How unique is your browser?
How easy is it to track a person online? Perhaps you're tech savvy enough to turn off your browser's cookies, in the hope that any websites you visit won't be able to remember who you are and how often you go back to visit. But a project by the Electronic Frontier Foundation (EFF) put that in perspective. Panopticlick tells you just how unique and trackable your browser is.
It turns out that your browser tells people a lot more about you than you might think. In addition to your IP address, it hands over other information such as its exact version number and operating system, along with language, and other data. The more information it provides, the more unique it is. The EFF says that we need 33 bits of information to identify a single individual separately from everyone on the planet. My browser handed over more than 18 bits, which would enable a website to distinguish me as being part of a significantly smaller part of the population.
This gets interesting when you start surfing across lots of different sites. Companies like Google already offer analytics services that feed data back from any participating site on who has visited them. It also owns a company called Doubleclick which actively monitors a single person's activity across many different sites for advertising purposes. It would be fairly easy for Google to collate the information and get a good idea of your surfing habits.
What can you do to maximise your browsing privacy? Using an anonymising proxy can help you to strip out a lot of the information that is sent via a browser. Another alternative is the Tor anonymous browsing network, that can remove the lot of the identifying information that your browser sends before it reaches its destination. Torbutton is a good way to implement this.

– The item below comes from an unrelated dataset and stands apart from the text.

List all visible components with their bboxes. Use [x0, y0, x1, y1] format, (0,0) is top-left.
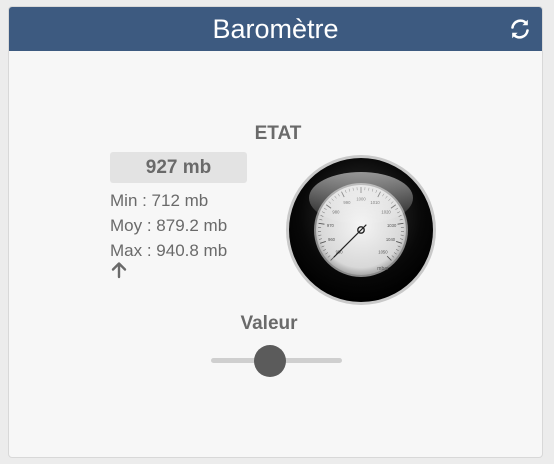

Another interesting development, by hacker Moxie Marlinspike, is called GoogleSharing. Designed specifically for people worried about Google privacy, it takes all of your query data and the other information that your browser automatically sends to Google, strips it away, and mixes your queries in with other peoples' so that it becomes impossible for Google to know who originally sent it. GoogleSharing then delivers your own results back to you.
GoogleSharing will only protect you against Google's data gathering, but there are many other websites that will gather data about you independently. Depending on how paranoid you are, or on how much you value your privacy as a matter of principle. It might be worth taking a look at some or all of these solutions.
Danny Bradbury, MSN Tech & Gadgets
Comments
You can follow this conversation by subscribing to the comment feed for this post.
Posted by: Gezzer | Feb 2, 2010 4:20:53 PM
Of course there's "personal" information that my browser lets others see.
The question is what type of "personal" information. If it makes avaiable things like my pin code, full name, address, phone number, in other words real personal information, that's bad.
On the other hand if you want to retype every pass word you use for every forum, then yes disable cookies. Many of the things users expect a browser to do would be impossible without some sort of indentfiying signature.
I mean come on this comment system has a box that says "Remeber personal info?". How will it remember if it can't connect that information with a users browser?
Far as I'm concerened this story and the scan it liunks to, is nothing more then FUD.
Problem is, a lot of users that don't understan how the internet works could be freaking out about something that they don't need to be.
The biggest problem IMHO is most users haven't been taught proper safe computing habits. So all these things meant to "protect" users compound that fact. That was the major problem with Vista's UAC, not that it was a nag (ok being a nag was a problem) but that the majority of users would have no idea why it was asking permission and always allow things to proceed.